Breast cancer, particularly the subtype overexpressing the HER2 gene, presents a significant unmet medical need due to severe therapeutic challenges. Roughly 15-20% of all breast cancer cases exhibit overexpression or amplification of HER2, a tyrosine kinase receptor. Current treatments using monoclonal antibodies (MoAbs) and antibody-drug conjugates (ADCs) targeting HER2 have improved outcomes, yet metastatic HER2-positive breast cancer still poses an almost incurable condition. Treatment limits stem from therapeutic resistance due to acquired mutations, alongside ineffective tumor microenvironment (TME) interaction. While T cell-based adoptive immunotherapy offers potential, its use has been curtailed by severe safety concerns such as cytokine release syndrome (CRS).

Technology Overview

This invention involves engineering B cells to target HER2 antigens, creating a novel approach to cellular adoptive immunotherapy. The technology employs CRISPR/Cas9-mediated gene editing to integrate trastuzumab’s antigen-binding fragment (Fab) into the endogenous B cell receptor (BCR), enabling these cells to recognize and attack HER2-positive cancer cells. Unlike current options, this method not only leverages the established efficacy of monoclonal antibodies but also introduces local antitumor activity, minimizing systemic toxicity.

Initial proof-of-concept studies suggest that engineered B cells may effectively infiltrate tumors, activate local T cell responses, and reduce metastatic disease burdens:

• Design and Functionality: Engineered B cells were constructed using CRISPR/Cas9 technology to incorporate HER2-specific Fab from trastuzumab.
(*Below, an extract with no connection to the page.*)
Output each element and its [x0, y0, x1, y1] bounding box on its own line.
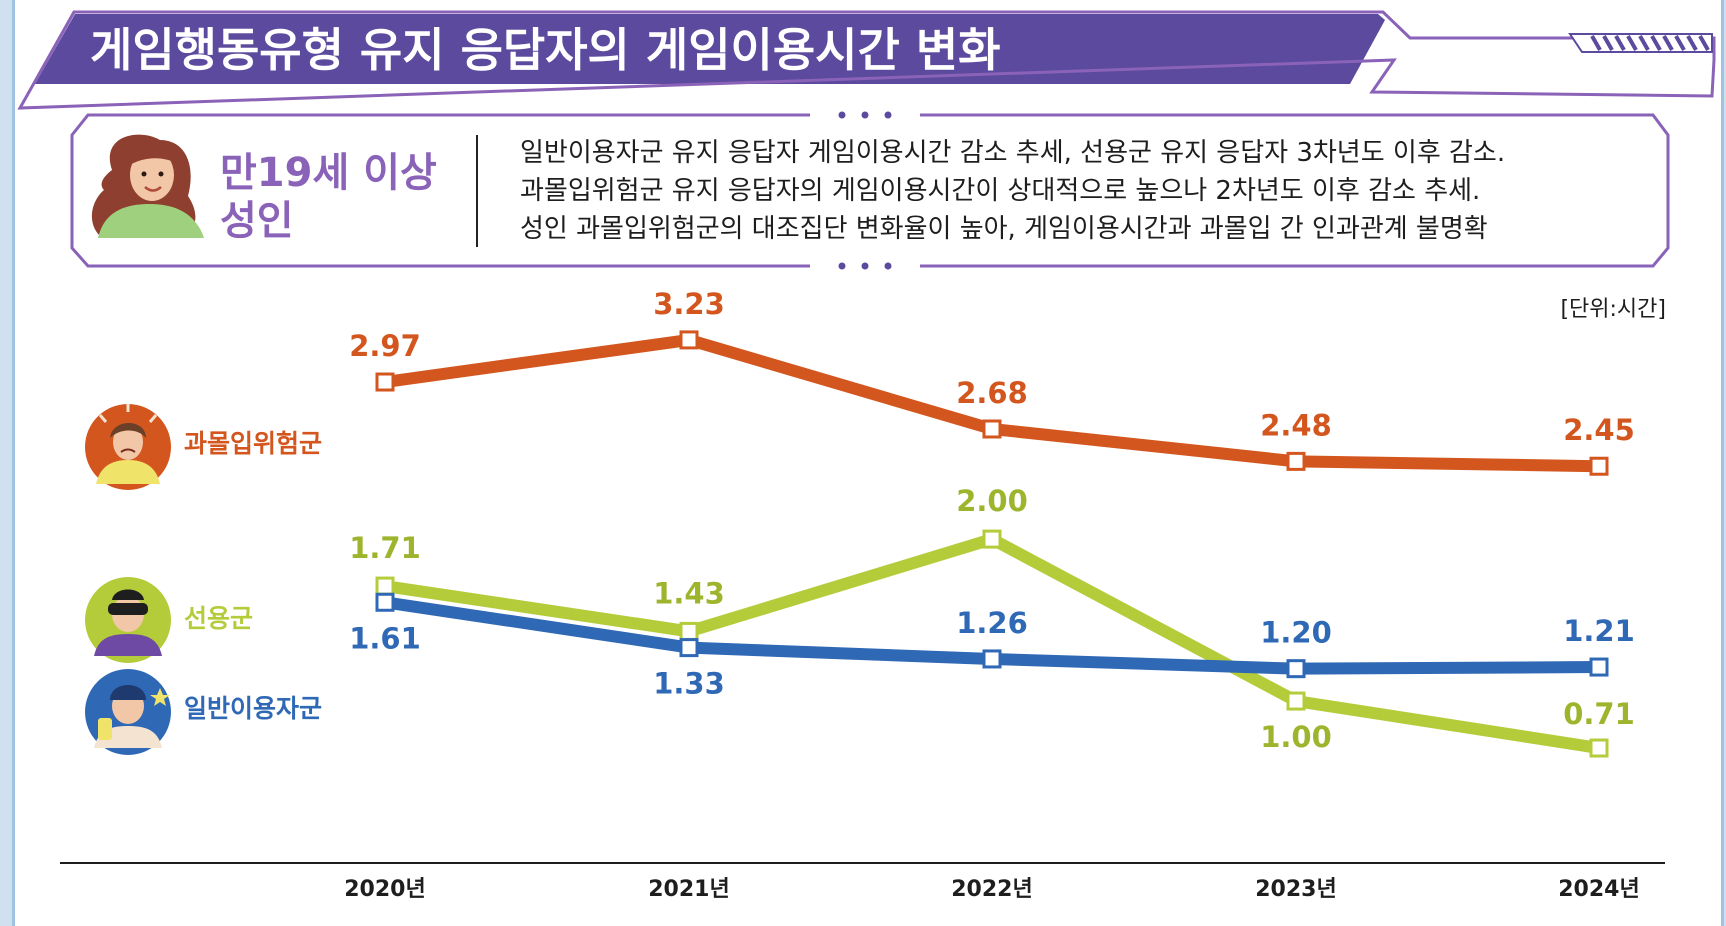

Specificity and activation were confirmed through binding assays and cytokine production, demonstrating direct targeting and killing of HER2-positive cancer cells.
• Animal Models: In HER2-positive tumor-bearing mouse models, these engineered B cells showed effective tumor infiltration and engagement, leading to reduced tumor size and indication of extended survival rates.
• Safety and Immune Response: Studies highlighted a favorable safety profile with minimal adverse systemic effects and activated secondary immune responses, enhancing overall antitumor effects.

Applications

1. Cancer Immunotherapy: Specifically targeting HER2-positive breast cancer.
2. Combination Cancer Treatment: Use alongside chemotherapy or other immunotherapeutic agents.
3. Diagnostic Tools: As a method of enhancing tumor response assessment.

Advantages

• Targeted Action: Precisely directed toward HER2 antigens, providing specificity unattainable by conventional therapies.
• Reduced Toxicity: Decreased risk of cytokine release syndrome due to controlled B cell activation.
• Broad Applicability: Potential use in various solid tumors beyond breast cancer.
• Enhanced Immune Response: By facilitating T cell activation, offers a dual-action attack on cancer cells.